On more technical notes, I love the variety of sources you pulled from. The transition from Raising Arizona to BSG, for example, on paper sounds really out there but actually it works incredibly well; in general the way that you pulled together all of these different story lines from different genres is really well done. I keep rewatching and getting impressed with the way that you use both comedy and sci-fi sources in the vid. I also really love the song you used!

(no subject)

Date: 2014-08-23 05:46 pm (UTC)
ghost_lingering: Robin Hood and Little John cross dress and accidentally grope (hey!  watch the goods!)
From: [personal profile] ghost_lingering
About the multiple sources, let me defend your choices some more, because I really don't get people's reactions that it should be about one character or that certain sources don't fit. One of the strengths of the vid is how many women are portrayed. It's not a universal experience -- it can't be as not all women seek out pregnancy and of those that do not all experience infertility/miscarriage -- but it is a broad one and the vid reflects the broadness. For me, Raising Arizona didn't seem weird for several reasons. First because you used Up in the intro to the vid and that signaled to me that not only was this a multifandom vid, but it was a vid that was going to draw on a wide variety of sources, some of which would be unexpected. And second because there is a kind of grim humor to using Raising Arizona that works really well. Raising Arizona is a comedy, of course, and my first thought upon seeing it in the vid was that you were trying to keep the vid from being too dark in a "if you don't laugh you're going to cry" kind of way. But of course she IS crying; she's not laughing. So clearly even if the film is a comedy, it's one that is based on her very real pain. They might play that pain as being over the top, but the inclusion of it here signals that there is still truth in it and it should be taken seriously. Which is why BSG following Raising Arizona works so well for me; at this point you've clearly signaled that these might be very different sources that don't necessarily look like Real Life on the surface, but the emotional undercurrents within the stories ring true. Which is how comedy and sci-fi should always be, imo -- emotionally relevant and true even if the settings and situations are not.

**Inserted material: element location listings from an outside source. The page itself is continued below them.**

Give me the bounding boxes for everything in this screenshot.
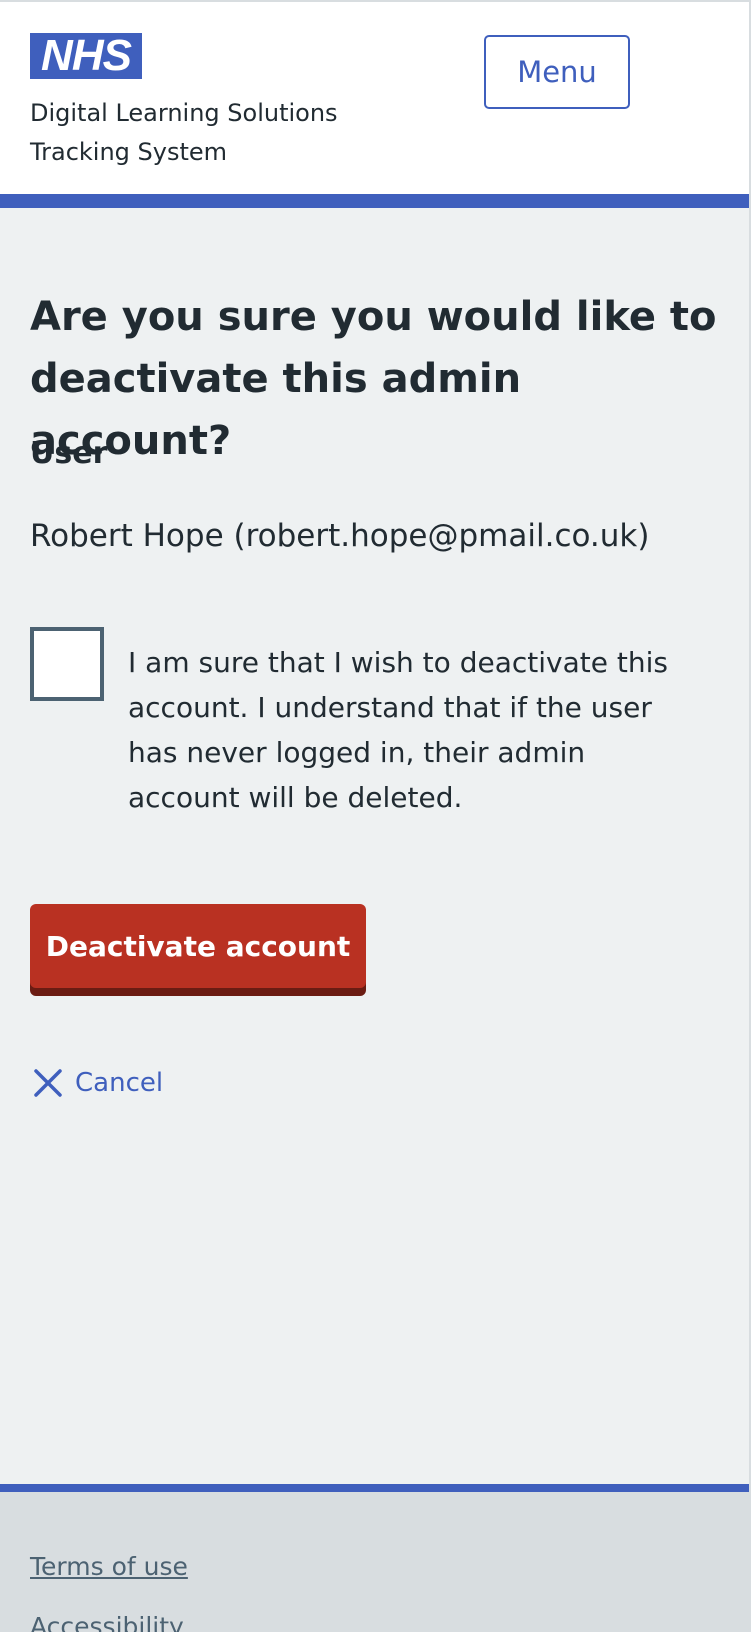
service-name: Digital Learning Solutions Tracking Syst… — [30, 99, 338, 166]
site-footer: Terms of use Accessibility — [0, 1484, 749, 1632]
confirm-checkbox[interactable] — [30, 627, 104, 701]
deactivate-account-button[interactable]: Deactivate account — [30, 904, 366, 988]
cancel-label: Cancel — [75, 1068, 164, 1098]
site-header: NHS Digital Learning Solutions Tracking … — [0, 2, 749, 208]
confirm-checkbox-label[interactable]: I am sure that I wish to deactivate this… — [128, 640, 688, 820]
main-content: Are you sure you would like to deactivat… — [0, 208, 749, 1484]
terms-of-use-link[interactable]: Terms of use — [30, 1552, 188, 1581]
user-value: Robert Hope (robert.hope@pmail.co.uk) — [30, 518, 650, 554]
nhs-logo[interactable]: NHS — [30, 33, 142, 79]
user-label: User — [30, 436, 108, 471]
cancel-link[interactable]: Cancel — [33, 1065, 163, 1101]
accessibility-link[interactable]: Accessibility — [30, 1612, 184, 1632]
menu-button[interactable]: Menu — [484, 35, 630, 109]
page-frame: NHS Digital Learning Solutions Tracking … — [0, 0, 751, 1632]
page-title: Are you sure you would like to deactivat… — [30, 294, 717, 464]
close-icon — [33, 1068, 63, 1098]
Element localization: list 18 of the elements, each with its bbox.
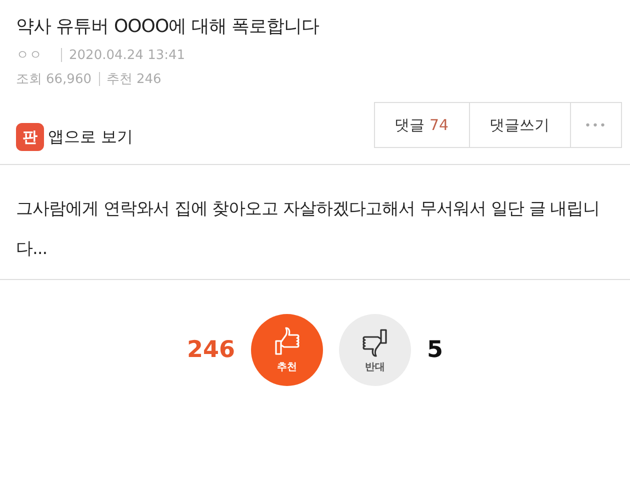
comments-button[interactable]: 댓글 74: [374, 102, 470, 148]
upvote-button[interactable]: 추천: [251, 314, 323, 386]
post-title: 약사 유튜버 OOOO에 대해 폭로합니다: [16, 15, 320, 38]
write-comment-button[interactable]: 댓글쓰기: [468, 102, 571, 148]
thumbs-up-icon: [272, 326, 302, 356]
post-date: 2020.04.24 13:41: [69, 48, 186, 62]
open-in-app-link[interactable]: 앱으로 보기: [48, 126, 134, 148]
upvote-count: 246: [186, 337, 235, 363]
downvote-button[interactable]: 반대: [339, 314, 411, 386]
views-label: 조회: [16, 71, 42, 88]
recommend-label: 추천: [106, 71, 132, 88]
app-icon[interactable]: 판: [16, 123, 44, 151]
recommend-count: 246: [136, 72, 162, 86]
post-body: 그사람에게 연락와서 집에 찾아오고 자살하겠다고해서 무서워서 일단 글 내립니다...: [16, 198, 601, 261]
views-count: 66,960: [46, 72, 92, 86]
downvote-count: 5: [427, 337, 444, 363]
author-name: ㅇㅇ: [16, 47, 42, 64]
thumbs-down-icon: [360, 326, 390, 356]
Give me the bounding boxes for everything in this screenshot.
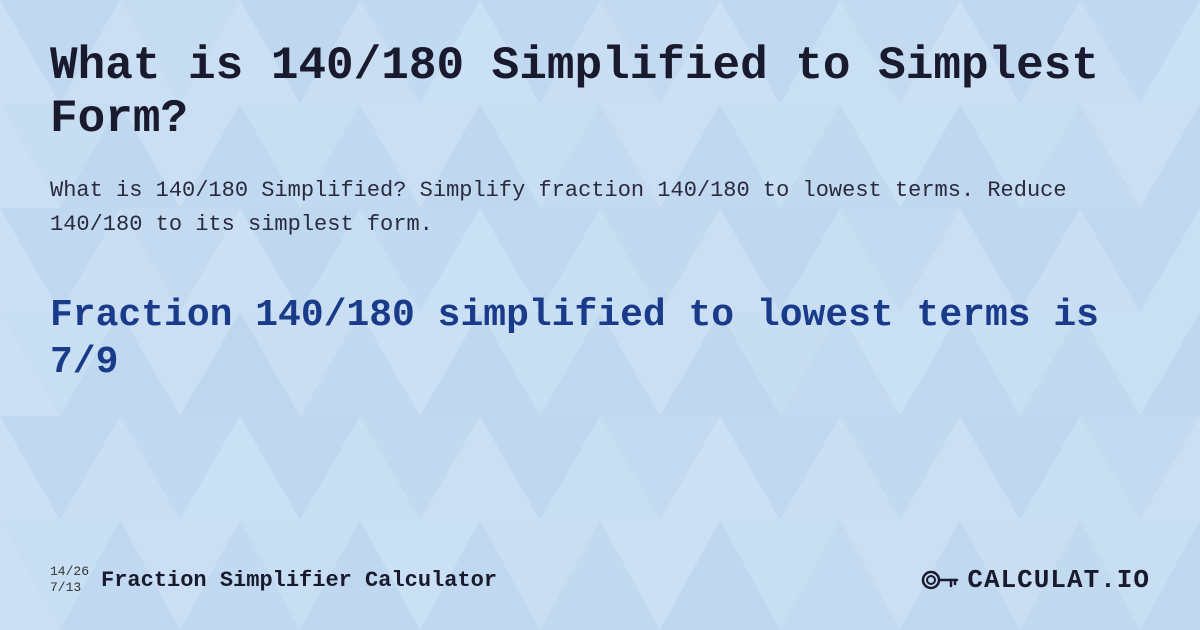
description-text: What is 140/180 Simplified? Simplify fra… — [50, 174, 1150, 242]
footer-title: Fraction Simplifier Calculator — [101, 568, 497, 593]
logo-text: CALCULAT.IO — [967, 565, 1150, 595]
footer-fraction-2: 7/13 — [50, 580, 89, 596]
footer: 14/26 7/13 Fraction Simplifier Calculato… — [50, 550, 1150, 600]
logo-icon — [919, 560, 959, 600]
result-section: Fraction 140/180 simplified to lowest te… — [50, 292, 1150, 550]
footer-logo: CALCULAT.IO — [919, 560, 1150, 600]
result-text: Fraction 140/180 simplified to lowest te… — [50, 292, 1150, 387]
footer-fraction-1: 14/26 — [50, 564, 89, 580]
footer-fractions: 14/26 7/13 — [50, 564, 89, 595]
page-title: What is 140/180 Simplified to Simplest F… — [50, 40, 1150, 146]
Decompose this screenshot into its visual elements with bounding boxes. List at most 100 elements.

Also, having read your notes on the vid, it made sense to me that you would pick sources that were relevant and resonant with you and your experience, even if they didn't exactly seem like bedfellows on the surface. For that reason alone your choices in media worked for me far more than some more fandom-based multifandom vids, which I often watch and think "But you missed this movie and this TV show and I hate this other thing you included and this one fandom doesn't fit and -- !!!"

(ETA: Wait I want to clarify that I wrote this comment before I watched "Fembots" just now and you included all of the fandoms I wanted you to include in "Fembots", crisis averted, not talking about your other vid with this comment, promise!!!)

Personally, I also find that, intended or not, the multifannishness of the vid has some subtle media critiques embedded in it. In some of these sources the infertility/miscarriage/pregnancy plotlines are used as either easy go-tos for angst or as set up for wacky hijinks to come. I don't think the vid reaches any conclusions about this, but it suggests further examination and questioning, which I appreciate.
Edited Date: 2014-08-23 06:05 pm (UTC)

(no subject)

Date: 2014-08-28 03:18 am (UTC)
burnishedvictory: (Shelter - <3 - hug)
From: [personal profile] burnishedvictory
This vid is amazing, and I really don't have words for it. Thank you for making it.

(no subject)

Date: 2014-09-19 01:17 pm (UTC)
From: (Anonymous)
This made me cry. Thank you for sharing what you've gone through. Thank you for sharing it in a way that someone like me, who has no experience of this, can begin to understand. thank you.

(no subject)

Date: 2015-07-29 06:35 am (UTC)
shallowness: bright flowers in vase against green background (flowers that remind me of Layla)
From: [personal profile] shallowness
I have tears in my eyes. Thank you for crafting and sharing this vid.